A shot of pure alcohol to the heart saved a man's life.

UK doctors performed the unusual procedure to trigger a controlled heart attack in an elderly patient to stop an irregular heartbeat after realizing they could not safely perform standard procedures on him, according to ABC News.

Doctors said that Ronald Aldom was doing "fantastically well" after he was given a dose of pure ethanol to treat his unusual cardio rhythm.

Aldom's doctor, cardiologist Dr. Tom Johnson said that the 77-year-old would not have made it if not for the procedure.

The latest case marks the first time Johnson of Bristol, England, has ever tried using ethanol to cure a ventricular tachychardia, or VT attack.

The doctor said that the treatment known as "ethanol ablation" has only been performed a handful of times in the UK to treat VT.
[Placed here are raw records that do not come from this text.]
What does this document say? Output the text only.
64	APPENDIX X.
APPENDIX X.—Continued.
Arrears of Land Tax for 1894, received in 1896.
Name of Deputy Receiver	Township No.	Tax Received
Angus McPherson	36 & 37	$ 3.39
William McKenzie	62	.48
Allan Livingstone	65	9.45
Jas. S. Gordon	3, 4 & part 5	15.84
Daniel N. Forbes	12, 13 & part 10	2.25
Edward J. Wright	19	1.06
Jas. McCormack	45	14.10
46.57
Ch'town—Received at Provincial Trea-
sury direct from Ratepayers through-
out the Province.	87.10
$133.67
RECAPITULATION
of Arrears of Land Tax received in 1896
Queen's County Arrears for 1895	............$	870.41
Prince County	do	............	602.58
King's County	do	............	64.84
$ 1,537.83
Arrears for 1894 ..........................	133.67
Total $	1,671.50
Johnson said that he had inserted a catheter into a blood vessel in the patient's groin, and pumped ethanol toward the portion of the heart where the dangerous rhythms were coming from.

The alcohol shot reportedly induced a controlled heart attack in the 77-year-old and killed the problematic heart tissue triggering his irregular heartbeat.

"He wasn't going to leave hospital unless something was done," Johnson told the BBC. "There was no other option."

Johnson said that Aldom had undergone treatment six weeks ago and was almost certainly facing death.

Johnson told ABC News that while the rare, risky procedure "sounds like a very barbaric treatment" it was a "very rewarding one".

While risky, Johnson said the procedure was a "last resort" after doctors determined that they could not perform any other standard procedures on Aldom's already seriously damaged heart.

VT begins in the ventricles, the bottom portion of the heart that pumps blood through the body. VT can be fatal if it isn't treated, and if found early, doctors usually insert small wires, or electrodes, into the heart to monitor and treat the abnormal rhythm.

Aldom told BBC reporters that it was "wonderful" that his doctors tried "everything" to help him.

"If they hadn't have done this I wouldn't be here now," he said, according to BBC.

Dr. Richard Page, chairman of the department of medicine at the University of Wisconsin School of Medicine and Public Health, told ABC News that the procedure also isn't routine in the United States because the effects of an ethanol shot can be difficult to control.

"This is something you have to do electively," Page said. "This is not something you do on the fly in the middle of a cardiac arrest."